Abosso had 12 lifeboats. The even-numbered boats were on her port side and it is not clear whether any of them was launched. The odd-numbered boats were on her starboard side. As No. 3 boat was being lowered, one of its falls was let go and all of the boat's occupants were thrown into the water. No. 3 boat seems to have been carrying most of the Dutch submariners. No. 5 boat was launched successfully and managed to rescue four of the Dutch from the water. [6] No. 9 boat was also launched successfully.
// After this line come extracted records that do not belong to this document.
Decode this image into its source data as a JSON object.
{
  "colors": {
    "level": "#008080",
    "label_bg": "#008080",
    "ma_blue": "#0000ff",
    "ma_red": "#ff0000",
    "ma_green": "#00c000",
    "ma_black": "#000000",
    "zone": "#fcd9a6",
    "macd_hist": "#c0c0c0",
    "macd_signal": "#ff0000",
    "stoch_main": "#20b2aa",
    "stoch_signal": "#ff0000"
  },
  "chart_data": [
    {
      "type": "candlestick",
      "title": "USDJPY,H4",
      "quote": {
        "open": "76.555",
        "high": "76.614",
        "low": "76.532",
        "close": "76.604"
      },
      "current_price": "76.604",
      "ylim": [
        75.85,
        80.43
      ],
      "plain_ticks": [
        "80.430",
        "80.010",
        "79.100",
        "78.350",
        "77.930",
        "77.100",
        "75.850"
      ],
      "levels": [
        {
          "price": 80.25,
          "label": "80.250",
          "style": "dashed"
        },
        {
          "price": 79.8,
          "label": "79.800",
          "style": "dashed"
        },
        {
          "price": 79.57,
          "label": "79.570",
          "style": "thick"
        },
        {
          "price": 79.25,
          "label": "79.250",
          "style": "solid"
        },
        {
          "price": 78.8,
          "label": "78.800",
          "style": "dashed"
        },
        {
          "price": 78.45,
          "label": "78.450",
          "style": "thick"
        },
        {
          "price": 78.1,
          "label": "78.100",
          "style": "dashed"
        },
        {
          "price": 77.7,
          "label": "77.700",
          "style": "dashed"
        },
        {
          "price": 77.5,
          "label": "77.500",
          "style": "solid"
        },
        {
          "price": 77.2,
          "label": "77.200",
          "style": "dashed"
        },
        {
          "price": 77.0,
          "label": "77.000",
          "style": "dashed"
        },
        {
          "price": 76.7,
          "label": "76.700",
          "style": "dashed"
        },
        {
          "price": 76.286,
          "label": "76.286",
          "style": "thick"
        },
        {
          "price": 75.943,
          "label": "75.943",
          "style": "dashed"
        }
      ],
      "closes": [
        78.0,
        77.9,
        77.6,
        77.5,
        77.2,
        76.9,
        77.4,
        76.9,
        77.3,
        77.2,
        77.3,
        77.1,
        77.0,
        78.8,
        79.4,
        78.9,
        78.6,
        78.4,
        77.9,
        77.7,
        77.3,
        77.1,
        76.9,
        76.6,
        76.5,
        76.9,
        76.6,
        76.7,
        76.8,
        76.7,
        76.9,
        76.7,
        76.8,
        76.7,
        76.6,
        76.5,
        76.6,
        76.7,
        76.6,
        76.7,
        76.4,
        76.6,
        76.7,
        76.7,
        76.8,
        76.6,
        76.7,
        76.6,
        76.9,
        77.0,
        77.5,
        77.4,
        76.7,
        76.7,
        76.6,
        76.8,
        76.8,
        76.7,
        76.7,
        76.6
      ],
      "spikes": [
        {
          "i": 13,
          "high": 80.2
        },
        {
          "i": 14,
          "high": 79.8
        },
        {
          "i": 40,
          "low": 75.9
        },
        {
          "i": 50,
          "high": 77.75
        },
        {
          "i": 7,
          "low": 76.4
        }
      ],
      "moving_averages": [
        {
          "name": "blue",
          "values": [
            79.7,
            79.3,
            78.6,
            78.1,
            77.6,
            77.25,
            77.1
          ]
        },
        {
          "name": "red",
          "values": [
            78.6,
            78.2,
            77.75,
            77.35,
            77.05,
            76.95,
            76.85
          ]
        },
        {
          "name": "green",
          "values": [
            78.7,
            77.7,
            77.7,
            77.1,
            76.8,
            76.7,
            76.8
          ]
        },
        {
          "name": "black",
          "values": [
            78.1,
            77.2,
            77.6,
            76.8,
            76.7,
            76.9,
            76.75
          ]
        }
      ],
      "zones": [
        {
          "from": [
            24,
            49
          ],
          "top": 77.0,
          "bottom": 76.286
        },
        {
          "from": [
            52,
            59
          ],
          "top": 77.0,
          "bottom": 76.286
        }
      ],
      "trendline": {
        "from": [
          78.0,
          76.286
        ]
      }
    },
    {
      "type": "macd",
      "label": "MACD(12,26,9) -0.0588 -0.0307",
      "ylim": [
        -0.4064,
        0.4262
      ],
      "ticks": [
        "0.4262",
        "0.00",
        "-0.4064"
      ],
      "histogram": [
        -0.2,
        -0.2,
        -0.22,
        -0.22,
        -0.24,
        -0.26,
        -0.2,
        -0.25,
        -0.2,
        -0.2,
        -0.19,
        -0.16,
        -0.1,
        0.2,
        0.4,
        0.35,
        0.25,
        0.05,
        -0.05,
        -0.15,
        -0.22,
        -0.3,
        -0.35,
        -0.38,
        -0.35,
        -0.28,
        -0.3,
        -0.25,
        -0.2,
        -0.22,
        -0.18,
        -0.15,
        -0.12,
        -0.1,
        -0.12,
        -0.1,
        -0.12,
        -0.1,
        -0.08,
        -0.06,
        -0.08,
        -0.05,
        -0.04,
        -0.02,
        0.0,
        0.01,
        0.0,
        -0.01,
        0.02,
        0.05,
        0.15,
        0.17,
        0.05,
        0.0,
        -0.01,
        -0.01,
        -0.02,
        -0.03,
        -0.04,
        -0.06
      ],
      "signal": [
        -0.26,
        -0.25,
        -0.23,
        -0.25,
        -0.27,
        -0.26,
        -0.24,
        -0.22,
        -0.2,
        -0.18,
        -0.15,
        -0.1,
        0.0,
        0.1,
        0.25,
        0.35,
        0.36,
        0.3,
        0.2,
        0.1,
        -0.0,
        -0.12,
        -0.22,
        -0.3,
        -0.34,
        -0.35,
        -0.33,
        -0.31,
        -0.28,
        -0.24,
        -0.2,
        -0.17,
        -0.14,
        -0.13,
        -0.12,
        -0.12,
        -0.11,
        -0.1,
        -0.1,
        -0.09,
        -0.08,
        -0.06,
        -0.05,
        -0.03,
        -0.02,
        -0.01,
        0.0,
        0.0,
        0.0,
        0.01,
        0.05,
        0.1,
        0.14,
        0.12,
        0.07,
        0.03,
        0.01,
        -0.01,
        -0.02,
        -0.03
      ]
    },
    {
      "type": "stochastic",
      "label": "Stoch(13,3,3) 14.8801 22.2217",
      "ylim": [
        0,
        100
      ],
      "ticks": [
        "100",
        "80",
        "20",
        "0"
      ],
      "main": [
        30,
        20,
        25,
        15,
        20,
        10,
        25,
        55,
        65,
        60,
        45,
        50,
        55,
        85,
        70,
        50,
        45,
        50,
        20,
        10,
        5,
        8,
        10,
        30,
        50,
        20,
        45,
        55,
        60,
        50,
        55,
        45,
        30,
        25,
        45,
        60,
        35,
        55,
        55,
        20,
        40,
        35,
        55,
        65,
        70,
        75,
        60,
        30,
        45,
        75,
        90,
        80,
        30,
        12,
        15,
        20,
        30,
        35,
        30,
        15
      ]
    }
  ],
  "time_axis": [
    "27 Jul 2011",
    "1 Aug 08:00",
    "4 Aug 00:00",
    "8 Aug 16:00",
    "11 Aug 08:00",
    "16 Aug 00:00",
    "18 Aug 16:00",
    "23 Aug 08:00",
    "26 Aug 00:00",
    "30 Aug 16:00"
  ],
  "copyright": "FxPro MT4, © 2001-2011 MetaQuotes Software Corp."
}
It was a motor boat and moved around picking up survivors from the water. [4]
As Abosso settled in the water, she temporarily righted herself, her crew got her emergency generator working, and her floodlights were switched on to help the evacuation. Almost immediately after this, U-575 fired a torpedo from one of her stern torpedo tubes, which hit Abosso at 22:28 (Berlin time) forward of her bridge. [4] At 2305 hrs (Berlin time) Abosso sank [4] bow first. The submarine then surfaced, approached the débris area, and scanned the boats with her searchlights. Kptlt. Heydemann reported about 10 lifeboats and 15 to 20 liferafts afloat and occupied. Heydemann did not try to question survivors to identify the ship, and claimed in his report that this was because the weather was poor. [6]
No. 5 boat was leaking badly and her crew were busy using their seaboots and empty cans to bale water out of her. At about 01:30 (local time) on 30 October they lost contact with the other lifeboats. Overnight the boat's crew rowed to keep the boat headed into the sea; at daybreak they raised her mast and hoisted a sail. At about 16:00 (local time) they deployed the boat's sea anchor overnight. At daybreak on 31 October they resumed sailing, and a few hours later sailed into sight of an Allied convoy. [6]
This was Convoy KMS-2, which was sailing from the UK to the Mediterranean for Operation Torch, the Allied invasion of Vichy French North Africa. [4] One of the convoy's escorts, the Shoreham-class sloop HMS Bideford, sighted No. 5 boat and at 11:00 [6] rescued its 31 occupants. [4] HMS Bideford, part of Operation Torch, stopped to pick up the survivors only after permission was given by the admiralty in London by radio communication. Normally stopping for survivors was forbidden. They were 17 military and civilian passengers, 12 crew, and two DEMS gunners. [4] Among the survivors were one of the 10 women passengers, [5] an RAMC Captain, and an RAF pilot officer, William Thomson. [12] Bideford landed them at Gibraltar three days later. No. 5 boat's occupants were the only survivors: the other lifeboats and rafts were never found. A total of 362 people had died, [4] including Abosso's Master, Reginald Tate and another Merchant Navy captain, Edward Davies. Boschwitz also perished. [12]
Among the few survivors were Lieutenant Coumou and three of his fellow-submariners. The Dutch Navy was unable to replace its 30 lost men, so the U-class submarine at Barrow was launched not for the Dutch Navy but as the Royal Norwegian Navy submarine HNoMS Ula. [4]
The 362 people killed in Abosso's sinking have no grave but the sea. The Second World War part of the Tower Hill Memorial in the City of London lists those who were members of her Merchant Navy crew. [13] The Brookwood Memorial in Surrey lists those who were UK or Commonwealth military personnel, such as the newly qualified RAF and Fleet Air Arm pilots. [14] 21 of the victims are commemorated at Singapore's War Memorial, 19 on the War Memorial at El Alamein in Egypt, and one on the Australian War Memorial at Canberra. [5] Corporal Hendrik Roelof Drost is commemorated on the memorial of Dutch Citizens from South Africa which was erected in the gardens of the Dutch Embassy in Pretoria, Gauteng, South Africa.